Finding the right balance between affordability and quality health care benefits meant recommending the ConnectiCare HMO plan as the “benchmark” package of benefits the Insurance Exchange Board should consider as it looks to adopt an “Essential Benefit Plan.”
A health care advisory board made that recommendation Wednesday to the Insurance Exchange Board, which under the Affordable Care Act must adopt a statewide benchmark package of benefits to be offered by plans on the exchange.
“We chose ConnectiCare because it has a marginally more robust benefit package than the Aetna or Anthem benchmark plans,” Jennifer Jaff, executive director of Advocacy for Patients with Chronic Illness, said.
Every state’s Essential Health Benefits, or EHB, package is required to provide emergency services, mental health services, hospitalization, prescription drugs, pediatric services, maternity care, and rehabilitation among other medical services.
“The worst thing we could do would be to end up with the richest plan out there and have it be completely unaffordable,” Anne Melissa Dowling, the deputy commissioner of the Insurance Department and co-chairwoman of the advisory committee, said.
She said the recommendations the advisory committee made Wednesday are consistent with Institute of Medicine guidelines and balances the “sometimes opposing goals of affordability and comprehensiveness of coverage.”
In June, the advisory committee eliminated the three Federal Employee plans as options for Connecticut’s benchmark because “they did not fully represent the Connecticut health mandates and the fiscal impact to Connecticut would have been higher than with any of the other plan options,” Dowling said.
The group discussed making sure elective abortion was covered by whatever plan they chose. None of the three Federal Employee plans cover elective abortion and the Affordable Care Act makes clear that no federal funds can go to abortion coverage, but the state can choose a plan that covers it.
“What’s in place in the state today is staying in place. There’s nothing we did that changed what’s currently going on in the state of Connecticut,” Dowling said. “We did nothing different than what was determined by legislation many years ago.”
Pro-Life advocate Nicole Peck argued that “real health care” helps people and though abortion may seem like a quick fix to a sticky situation, it’s not, she said.
“Abortion is simply not healthcare and it does not help women, or families, or our future legacy as a state or country,” Peck told the advisory committee before they made their decision Wednesday.
After the meeting, Michael Culhane, executive director of the Connecticut Catholic Conference, declined to comment on the board’s recommendation. He said he prefers to wait until he receives a response to a letter he sent the new Insurance Exchange CEO Kevin Counihan regarding restrictions for abortion funding.

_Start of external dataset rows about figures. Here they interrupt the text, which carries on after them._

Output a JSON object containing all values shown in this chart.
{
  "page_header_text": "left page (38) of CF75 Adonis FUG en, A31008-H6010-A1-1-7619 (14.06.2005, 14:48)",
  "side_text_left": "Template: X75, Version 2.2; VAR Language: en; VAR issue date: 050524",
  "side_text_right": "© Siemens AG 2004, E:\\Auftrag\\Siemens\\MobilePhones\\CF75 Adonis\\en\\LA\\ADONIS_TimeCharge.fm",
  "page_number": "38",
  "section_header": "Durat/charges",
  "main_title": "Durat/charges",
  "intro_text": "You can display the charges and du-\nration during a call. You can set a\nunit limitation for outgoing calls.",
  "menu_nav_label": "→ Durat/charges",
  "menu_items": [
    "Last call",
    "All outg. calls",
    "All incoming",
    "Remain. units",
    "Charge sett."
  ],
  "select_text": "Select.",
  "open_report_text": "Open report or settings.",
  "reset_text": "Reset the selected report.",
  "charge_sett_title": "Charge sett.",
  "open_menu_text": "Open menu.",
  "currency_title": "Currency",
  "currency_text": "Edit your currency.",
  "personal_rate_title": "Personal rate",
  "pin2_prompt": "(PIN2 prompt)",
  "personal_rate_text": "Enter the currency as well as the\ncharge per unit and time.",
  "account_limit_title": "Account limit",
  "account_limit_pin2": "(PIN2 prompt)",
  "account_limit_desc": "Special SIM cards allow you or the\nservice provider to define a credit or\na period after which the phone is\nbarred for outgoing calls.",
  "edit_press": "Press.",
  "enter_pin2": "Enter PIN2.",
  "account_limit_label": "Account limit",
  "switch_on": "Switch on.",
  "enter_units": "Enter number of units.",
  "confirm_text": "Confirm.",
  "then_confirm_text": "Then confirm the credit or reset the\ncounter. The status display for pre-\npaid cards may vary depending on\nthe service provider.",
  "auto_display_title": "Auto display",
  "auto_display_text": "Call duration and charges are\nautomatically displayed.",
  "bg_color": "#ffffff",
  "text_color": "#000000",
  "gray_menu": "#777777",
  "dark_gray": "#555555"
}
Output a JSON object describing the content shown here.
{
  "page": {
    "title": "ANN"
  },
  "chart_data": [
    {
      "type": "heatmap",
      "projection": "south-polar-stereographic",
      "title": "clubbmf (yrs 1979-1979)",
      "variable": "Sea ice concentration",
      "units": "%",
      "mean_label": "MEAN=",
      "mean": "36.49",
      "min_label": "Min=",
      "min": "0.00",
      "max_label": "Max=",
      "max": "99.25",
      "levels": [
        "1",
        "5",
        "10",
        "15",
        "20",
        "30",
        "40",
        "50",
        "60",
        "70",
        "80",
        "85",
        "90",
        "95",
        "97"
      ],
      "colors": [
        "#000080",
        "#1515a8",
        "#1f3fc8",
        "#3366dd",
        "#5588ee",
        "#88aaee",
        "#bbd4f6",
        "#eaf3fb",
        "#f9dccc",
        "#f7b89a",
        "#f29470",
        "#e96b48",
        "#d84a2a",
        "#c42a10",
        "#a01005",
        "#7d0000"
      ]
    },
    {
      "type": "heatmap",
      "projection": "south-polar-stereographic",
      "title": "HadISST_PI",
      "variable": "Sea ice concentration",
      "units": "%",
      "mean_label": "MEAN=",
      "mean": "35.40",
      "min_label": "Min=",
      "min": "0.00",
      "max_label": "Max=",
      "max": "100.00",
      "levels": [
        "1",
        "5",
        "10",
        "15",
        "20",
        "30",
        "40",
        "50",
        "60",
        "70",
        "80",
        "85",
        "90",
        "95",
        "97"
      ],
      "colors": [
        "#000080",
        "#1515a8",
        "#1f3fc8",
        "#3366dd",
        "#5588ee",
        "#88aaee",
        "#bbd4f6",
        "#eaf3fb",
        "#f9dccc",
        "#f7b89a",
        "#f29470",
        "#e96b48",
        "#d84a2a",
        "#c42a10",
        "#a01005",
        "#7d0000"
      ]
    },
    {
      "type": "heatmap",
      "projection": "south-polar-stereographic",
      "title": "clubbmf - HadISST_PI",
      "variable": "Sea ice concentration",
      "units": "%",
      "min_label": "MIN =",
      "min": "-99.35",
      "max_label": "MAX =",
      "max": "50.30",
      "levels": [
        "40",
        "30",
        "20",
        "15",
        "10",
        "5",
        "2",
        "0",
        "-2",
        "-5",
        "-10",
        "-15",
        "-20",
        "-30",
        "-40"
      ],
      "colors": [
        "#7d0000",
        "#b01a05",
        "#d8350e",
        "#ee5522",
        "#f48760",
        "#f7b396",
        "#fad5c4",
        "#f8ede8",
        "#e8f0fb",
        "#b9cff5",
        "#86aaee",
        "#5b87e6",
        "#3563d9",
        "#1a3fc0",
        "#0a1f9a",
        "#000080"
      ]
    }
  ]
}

The advisory committee also selected the Connecticut Health Insurance Program as the state’s dental plan, the Oxford Plan for a prescription drug plan, and the Federal Employees Vision plan to recommend to the Exchange Board.
The Insurance Exchange Board is expected to receive the recommendations at its July 26 meeting and plans to adopt an essential benefit plan later this summer.
In 2014, Connecticut residents will, under the Affordable Care Act, be required to buy their insurance through the exchange. The exchange will feature a web portal and each of the plans offered through it will have to cover the essential benefits adopted by the Insurance Exchange Board.